Northern Alberta, Goodfare – another few kilometres up north, and you won’t see any farming settlements anymore. Just a few oil fields and that’s it. As far as production of food goes; you can’t get much higher on the world map. Life is hard, and the winter makes everything just a little more difficult. However, you can live happily in a land where contact with the outside winter world can be sometimes painful – just follow five simple rules:
Rule No.1: Don’t go out!
Canadians living in northern Alberta spend a great chunk of their time in their homes and in their heated workshops. But that is not necessary a bad thing. Craft, DIY, storytelling and social gatherings take a different level up here. It never stopped to amaze me how truly interested these people are in the most simple of our stories. All the artists, musicians, environmental activists, writers and restaurateurs amongst others make this community unique and never boring. I often wondered whether it is the necessity of staying indoors that encourages creativity in Goodfare. While finding a million cool ways how to stay hidden from the freezing temperatures, these people play, invent, and create.
‘Yes, I have bought this church and brought it here ten years ago, now I am thinking to get a school. One day we will have a proper museum, and we are planning to open an environmental college right here’.
Ok, even if you have a church on your land, even if you are completely self-sufficient, and even if you are ‘grid and bill independent’ – i.e. you produce your own energy from your land, your water and your sun (which is often the case up here), still…there must be times you have to go out?!
Rule No.2: If you must go out, just take it easy!
Getting ready for stepping outside can sometimes take all your energy – all the layers, jackets, gloves, hats and then the coverall. With all the gear, I found it sometimes nearly impossible to bend over and put my boots on. At the end of this you always end up looking like you are going to conquer the moon. Well, but now you are standing out there, what’s next?
Walk slowly, don’t get sweaty, and never ever overdress! At -45 degrees physical exhaustion comes without warning, all you feel is this comfortable need to sleep. Do not stand around; keep on walking – to keep your feet warm. Watch your fingers and ears; you won’t feel that they are getting frozen. Don’t touch your freezing eyelashes, you will break them.
Since you don’t want to be there too long, follow the rule No.3!!

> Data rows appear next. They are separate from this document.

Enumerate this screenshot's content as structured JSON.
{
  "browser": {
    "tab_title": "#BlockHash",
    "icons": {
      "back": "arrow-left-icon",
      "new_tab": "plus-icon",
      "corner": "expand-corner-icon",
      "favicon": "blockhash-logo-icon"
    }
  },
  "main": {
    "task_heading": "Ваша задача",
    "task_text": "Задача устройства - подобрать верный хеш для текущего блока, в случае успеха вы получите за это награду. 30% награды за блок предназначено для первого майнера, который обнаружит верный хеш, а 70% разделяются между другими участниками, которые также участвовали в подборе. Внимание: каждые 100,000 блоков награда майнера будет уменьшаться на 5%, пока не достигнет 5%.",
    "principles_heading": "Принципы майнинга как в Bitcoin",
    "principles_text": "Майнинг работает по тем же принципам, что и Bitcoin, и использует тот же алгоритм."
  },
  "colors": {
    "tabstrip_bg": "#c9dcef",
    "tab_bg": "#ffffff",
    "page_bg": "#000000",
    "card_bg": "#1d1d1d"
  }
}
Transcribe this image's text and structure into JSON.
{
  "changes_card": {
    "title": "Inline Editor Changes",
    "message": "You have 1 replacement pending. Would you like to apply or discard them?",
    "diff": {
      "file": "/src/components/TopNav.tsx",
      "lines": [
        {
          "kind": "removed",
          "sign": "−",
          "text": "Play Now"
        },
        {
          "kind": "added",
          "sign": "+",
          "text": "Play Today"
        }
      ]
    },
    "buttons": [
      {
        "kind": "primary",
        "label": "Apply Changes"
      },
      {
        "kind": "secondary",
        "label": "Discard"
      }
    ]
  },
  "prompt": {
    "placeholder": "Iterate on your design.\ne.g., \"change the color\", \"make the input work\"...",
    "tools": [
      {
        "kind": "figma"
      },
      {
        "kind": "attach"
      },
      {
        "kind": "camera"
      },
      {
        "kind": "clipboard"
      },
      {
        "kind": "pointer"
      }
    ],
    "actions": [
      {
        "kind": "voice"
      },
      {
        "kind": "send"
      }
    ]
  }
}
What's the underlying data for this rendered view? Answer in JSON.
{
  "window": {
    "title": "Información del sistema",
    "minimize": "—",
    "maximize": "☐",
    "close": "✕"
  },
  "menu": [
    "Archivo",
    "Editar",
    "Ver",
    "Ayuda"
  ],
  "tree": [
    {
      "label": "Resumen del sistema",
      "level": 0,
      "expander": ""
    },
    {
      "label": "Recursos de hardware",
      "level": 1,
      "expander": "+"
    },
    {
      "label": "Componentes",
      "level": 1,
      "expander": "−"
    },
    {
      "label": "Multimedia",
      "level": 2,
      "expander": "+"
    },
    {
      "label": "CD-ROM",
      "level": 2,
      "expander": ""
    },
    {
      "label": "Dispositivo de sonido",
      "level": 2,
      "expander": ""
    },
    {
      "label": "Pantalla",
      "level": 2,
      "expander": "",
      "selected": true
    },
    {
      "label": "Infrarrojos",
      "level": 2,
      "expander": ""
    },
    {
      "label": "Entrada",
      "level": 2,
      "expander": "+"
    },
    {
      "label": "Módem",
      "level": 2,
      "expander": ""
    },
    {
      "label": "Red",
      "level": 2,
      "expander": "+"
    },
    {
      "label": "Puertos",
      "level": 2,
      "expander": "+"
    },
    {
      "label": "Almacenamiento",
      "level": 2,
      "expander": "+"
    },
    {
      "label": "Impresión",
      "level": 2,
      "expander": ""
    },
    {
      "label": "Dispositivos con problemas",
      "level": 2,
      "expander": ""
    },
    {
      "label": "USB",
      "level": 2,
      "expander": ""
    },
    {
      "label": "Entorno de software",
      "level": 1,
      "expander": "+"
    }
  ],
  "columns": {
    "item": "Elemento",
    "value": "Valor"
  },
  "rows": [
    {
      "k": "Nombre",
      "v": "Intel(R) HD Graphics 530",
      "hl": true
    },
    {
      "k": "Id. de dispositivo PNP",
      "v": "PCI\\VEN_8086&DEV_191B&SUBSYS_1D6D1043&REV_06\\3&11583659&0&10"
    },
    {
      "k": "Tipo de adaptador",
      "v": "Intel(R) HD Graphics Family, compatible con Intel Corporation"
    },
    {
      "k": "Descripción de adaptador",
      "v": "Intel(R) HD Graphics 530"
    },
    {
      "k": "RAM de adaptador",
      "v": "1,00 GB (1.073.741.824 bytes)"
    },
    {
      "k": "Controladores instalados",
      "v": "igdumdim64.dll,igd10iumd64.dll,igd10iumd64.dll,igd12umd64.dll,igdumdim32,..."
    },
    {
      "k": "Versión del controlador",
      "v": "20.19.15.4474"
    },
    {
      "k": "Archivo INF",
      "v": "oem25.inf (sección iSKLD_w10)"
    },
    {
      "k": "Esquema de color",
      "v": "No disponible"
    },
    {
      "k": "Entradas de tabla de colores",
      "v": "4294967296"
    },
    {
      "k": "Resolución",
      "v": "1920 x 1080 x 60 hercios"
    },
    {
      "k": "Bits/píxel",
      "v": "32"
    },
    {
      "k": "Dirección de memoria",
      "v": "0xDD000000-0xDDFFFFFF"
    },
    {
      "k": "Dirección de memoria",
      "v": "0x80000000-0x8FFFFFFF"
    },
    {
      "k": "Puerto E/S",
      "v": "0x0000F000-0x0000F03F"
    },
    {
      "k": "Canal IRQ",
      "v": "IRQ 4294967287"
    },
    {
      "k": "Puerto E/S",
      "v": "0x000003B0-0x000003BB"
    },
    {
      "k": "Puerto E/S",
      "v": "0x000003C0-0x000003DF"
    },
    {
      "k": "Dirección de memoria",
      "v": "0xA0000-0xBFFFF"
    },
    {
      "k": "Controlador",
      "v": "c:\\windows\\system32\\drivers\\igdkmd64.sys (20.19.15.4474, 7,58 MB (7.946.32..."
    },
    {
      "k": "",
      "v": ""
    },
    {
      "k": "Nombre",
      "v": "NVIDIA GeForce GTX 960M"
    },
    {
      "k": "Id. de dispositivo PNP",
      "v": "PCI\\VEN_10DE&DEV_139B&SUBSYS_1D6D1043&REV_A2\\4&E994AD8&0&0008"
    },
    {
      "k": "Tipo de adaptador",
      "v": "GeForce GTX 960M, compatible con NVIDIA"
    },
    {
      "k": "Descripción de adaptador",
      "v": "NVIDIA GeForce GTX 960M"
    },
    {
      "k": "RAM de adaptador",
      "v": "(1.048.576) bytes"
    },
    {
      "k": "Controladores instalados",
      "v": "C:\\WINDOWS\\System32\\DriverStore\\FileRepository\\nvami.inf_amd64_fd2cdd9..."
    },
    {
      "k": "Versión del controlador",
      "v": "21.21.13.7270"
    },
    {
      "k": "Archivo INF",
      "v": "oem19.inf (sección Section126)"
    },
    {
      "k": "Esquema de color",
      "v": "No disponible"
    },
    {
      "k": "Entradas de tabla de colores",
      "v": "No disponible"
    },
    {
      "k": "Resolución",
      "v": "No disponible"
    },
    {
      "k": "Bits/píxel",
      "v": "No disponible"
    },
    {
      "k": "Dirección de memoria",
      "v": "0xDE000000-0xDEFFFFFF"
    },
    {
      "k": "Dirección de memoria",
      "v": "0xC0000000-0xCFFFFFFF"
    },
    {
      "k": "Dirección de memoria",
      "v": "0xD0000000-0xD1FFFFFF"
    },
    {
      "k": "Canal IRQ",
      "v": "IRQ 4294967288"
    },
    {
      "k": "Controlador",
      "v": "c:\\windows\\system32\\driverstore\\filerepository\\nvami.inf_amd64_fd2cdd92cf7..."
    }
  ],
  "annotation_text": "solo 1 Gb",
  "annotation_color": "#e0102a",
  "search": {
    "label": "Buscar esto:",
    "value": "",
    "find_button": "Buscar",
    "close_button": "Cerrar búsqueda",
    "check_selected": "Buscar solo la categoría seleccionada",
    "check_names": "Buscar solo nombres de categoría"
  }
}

Rule No. 3: Keep it simple!
Some tasks are just easier with manpower than getting the tractor started. No matter that the block heater was plugged in the whole night, if you start it, you still got to wait around for the hydraulic oil to get moving again. The water you deliver to the animals will freeze in about 20 minutes; you can’t be late, you don’t want it to freeze whilst in your truck. Mittens, you just can’t work in mittens!!!!! Is your whisky turning into lolly? It’s time to go home. Now, do what is necessary, keep it simple and leave the rest for summer time!
Rule No. 4: Stick together and share!
Yes, you can learn this from animals. They are clever enough to share and maintain warmth with others. Perhaps it’s just a survival instinct that gets stronger than their need for autonomy, but you can be sure that if you find all the pigs in one house in the morning, it was a cold night. Cats, mice and dogs have decided to follow rule one.
Similar attitude applies to people; there is no other way than being friends with your neighbour. In this frozen land, no matter how much you try, you won’t survive alone. Hence, do stop to people that have broken down on the road, with no gas and no long johns, you won’t last an hour waiting for a tow truck.
Rule No.5: Enjoy yourself!
The North is a big playground. You will see and do great stuff. You don’t have to be lucky up here to be woken up by howling coyotes or by a woodpecker knocking on your window. Lynx, moose, deer, owls or bears are amongst other non-people entertainment that will keep you interested. Constantly changing colours of the sky and snow will make this place look different every day. We had a blue day, then we had this red day and when the sun is blindingly strong, you get the ‘white’ day. And when you think you are going crazy, hearing the sound of wind chimes, turn around and look at the donkey – the turkey guardian – there are icicles hanging off him, jittering in the wind. You can be sure that your brain is enjoying this massive northern tickle that is setting your imagination looser than ever.
Ok, and if you ever get bored, just think for a minute…how do you recognise frozen eggs from the non- frozen ones?